Book Review: Learning Not To Drown by Anna Shinoda


Title: Learning Not To Drown
Author: Anna Shinoda
Publisher: Atheneum Books for Young Readers
Release Date: April 01, 2014


Family secrets cut to the bone in this mesmerizing debut novel about a teen whose drug-addicted brother is the prodigal son one time too many.

There is a pecking order to every family. Seventeen-year old Clare is the overprotected baby; Peter is the typical, rebellious middle child; and Luke is the oldest, the can’t-do-wrong favorite. To their mother, they are a normal, happy family.

To Clare, they are a family on the verge of disaster. Clare: the ambitious striver; Peter: the angry ticking time bomb; and Luke: a drug-addicted convicted felon who has been in and out of jail for as long as Clare can remember—and who has always been bailed out by their parents.

Clare loves Luke, but life as his sister hasn’t been easy. And when he comes home (again), she wants to believe this time will be different (again). Yet when the truths behind his arrests begin to surface, everything Clare knows is shaken to its core. And then Luke is arrested. Again.

Except this time is different, because Clare’s mom does the unthinkable on Luke’s behalf, and Clare has to decide whether turning her back on family is a selfish act…or the only way to keep from drowning along with them.

Debut novelist Anna Shinoda’s raw, gritty, powerful novel cuts right to the bone and brings to life the skeletons the lurk in the closet.


Love is blind and Ms Shinoda shows this perfectly in this book about a girl coming to terms with the truth she chose not to see. Set in a back-and-forth manner of going to her earlier memories and her present day life, she finds the comfort of lies she told herself fading away.

Clare Tovin’s earliest memories are not sweet. Remembering your eldest, sweet and caring brother being taken away, for ‘being at the wrong place at the wrong time’, never would be. But as her mother assures her, it will be ‘alright’ and that his brother is ‘innocent’. It is the combination of these two incidents and all that happens as a result that shapes the rest of the book.

In the present day setting when she’s seventeen, Clare lives her life in their small town with her family and a close circle of friends. Even if her elder (the middle child) brother Peter isn’t nice at all. Not all is well though, for she ‘sees’ the skeleton of her family whenever she encounters her entire family as criminals for having a family member in jail. Having her appear unaware of the reality of his brother’s sentence and trusting her mother early in the age has filled her with the belief that these people don’t realize that it was just a coincidence. It is clear that she adores her ‘framed’ brother Luke and is excited when she finds out that he’s out now (at the age of 29) and is now coming home to ‘start his life again’ – a phrase she has heard several times before, unfortunately.
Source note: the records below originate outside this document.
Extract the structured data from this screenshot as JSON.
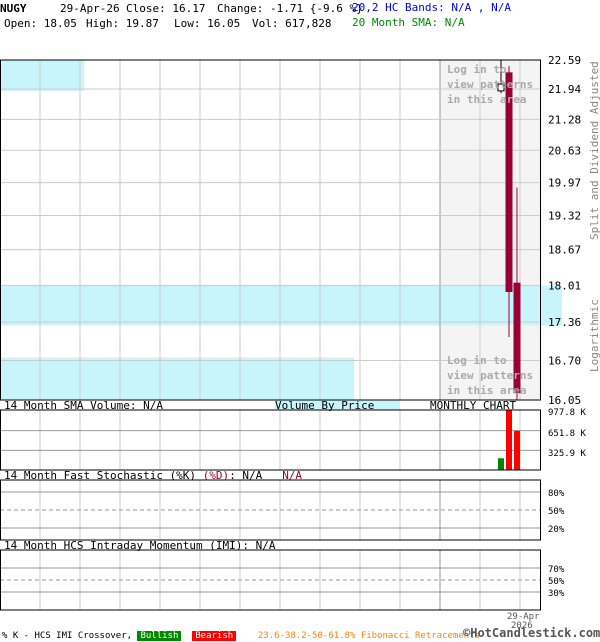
{
  "header": {
    "symbol": "NUGY",
    "date": "29-Apr-26",
    "close": "Close: 16.17",
    "change": "Change: -1.71 {-9.6 %}",
    "open": "Open: 18.05",
    "high": "High: 19.87",
    "low": "Low: 16.05",
    "vol": "Vol: 617,828",
    "bands": "20,2 HC Bands: N/A , N/A",
    "sma": "20 Month SMA: N/A"
  },
  "chart_data": {
    "type": "candlestick",
    "scale": "log",
    "ylim": [
      16.05,
      22.59
    ],
    "y_ticks": [
      "22.59",
      "21.94",
      "21.28",
      "20.63",
      "19.97",
      "19.32",
      "18.67",
      "18.01",
      "17.36",
      "16.70",
      "16.05"
    ],
    "candles": [
      {
        "open": 21.9,
        "high": 22.59,
        "low": 21.85,
        "close": 22.05,
        "color": "#ffffff"
      },
      {
        "open": 22.3,
        "high": 22.45,
        "low": 17.1,
        "close": 17.9,
        "color": "#990033"
      },
      {
        "open": 18.05,
        "high": 19.87,
        "low": 16.05,
        "close": 16.17,
        "color": "#990033"
      }
    ],
    "volume_by_price": [
      {
        "low": 21.9,
        "high": 22.59,
        "rel": 0.15
      },
      {
        "low": 17.3,
        "high": 18.01,
        "rel": 1.0
      },
      {
        "low": 16.05,
        "high": 16.75,
        "rel": 0.63
      }
    ],
    "volume": {
      "values": [
        195000,
        1000000,
        650000
      ],
      "colors": [
        "#008800",
        "#ff0000",
        "#ff0000"
      ],
      "y_ticks": [
        "977.8 K",
        "651.8 K",
        "325.9 K"
      ]
    },
    "stoch_ticks": [
      "80%",
      "50%",
      "20%"
    ],
    "imi_ticks": [
      "70%",
      "50%",
      "30%"
    ],
    "x_label": "29-Apr",
    "x_label_year": "2026"
  },
  "labels": {
    "split": "Split and Dividend Adjusted",
    "log": "Logarithmic",
    "login": [
      "Log in to",
      "view patterns",
      "in this area"
    ],
    "vol_sma": "14 Month SMA Volume: N/A",
    "vbp": "Volume By Price",
    "monthly": "MONTHLY CHART",
    "stoch": "14 Month Fast Stochastic (%K)",
    "stoch_d": "(%D)",
    "stoch_k_val": ": N/A",
    "stoch_d_val": "N/A",
    "imi": "14 Month HCS Intraday Momentum (IMI): N/A"
  },
  "footer": {
    "crossover": "% K - HCS IMI Crossover,",
    "bullish": "Bullish",
    "bearish": "Bearish",
    "fib": "23.6-38.2-50-61.8% Fibonacci Retracements",
    "brand": "©HotCandlestick.com"
  }
}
Disappointed at his late arrival, the bond between the siblings snaps back into place as Clare mourns how she never got to visit him. And though the skeleton is now more evident all around her, she ignores the gossips with the hope of showing them all how his brother will turn his life around. Also deserving a mention is the small ‘sort of’ romance going on between Clare and Ryan, her ‘enemy’s’ boyfriend.
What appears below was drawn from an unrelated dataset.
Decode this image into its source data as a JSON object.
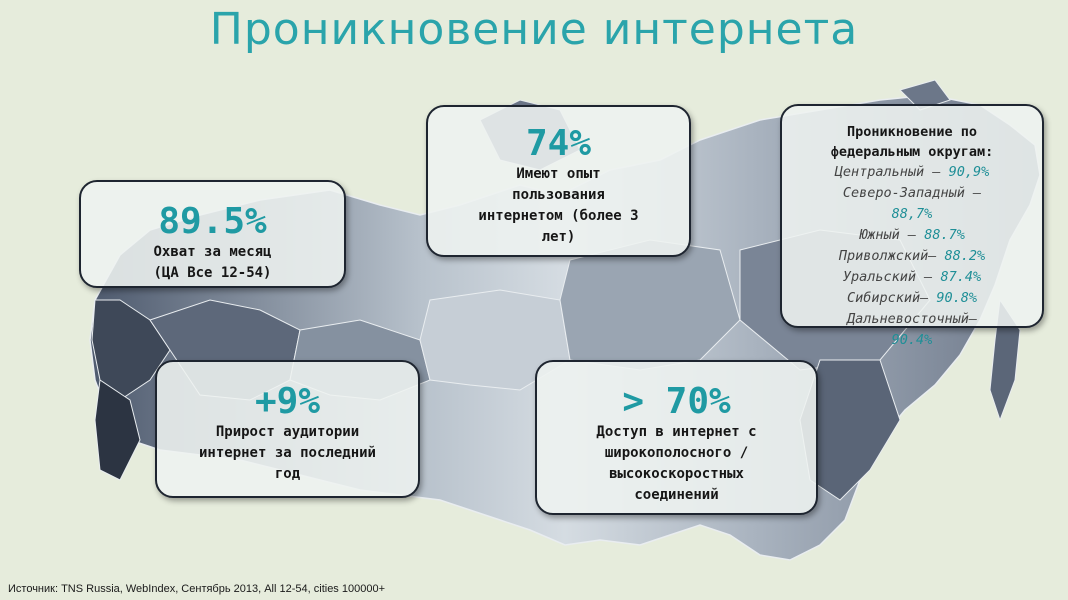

And then the world of lies she cocooned herself in begins to fall apart. As she too becomes suspicious in the view of the others, she begins to realize that not everything may be how it appears to her. That realization brings to many more realizations that shock her to the core and break away any preconceptions.

And having realized the truth of her family, she finds herself with a choice: To go back in her world of lies and pretend everything’s alright or to leave and start over away from this poisonous cycle.

Overall Rating: 8 out of 10

Verdict: The story is strong and well-written with the main character being quite easy to understand and relate. The grammar and writing isn’t noticeable at all, which is a good thing since it means that it is so good that the flow of reading isn’t broken by such mistakes. Alternating between the past and the present helps move the story along. The only reason for deducting those two stars? The story is great and amazing but not memorable. It’s one of the ‘read and forget’ kind. And the sad thing is that this type of story needs to be ‘remember forever’ kind so as to have a strong social impact.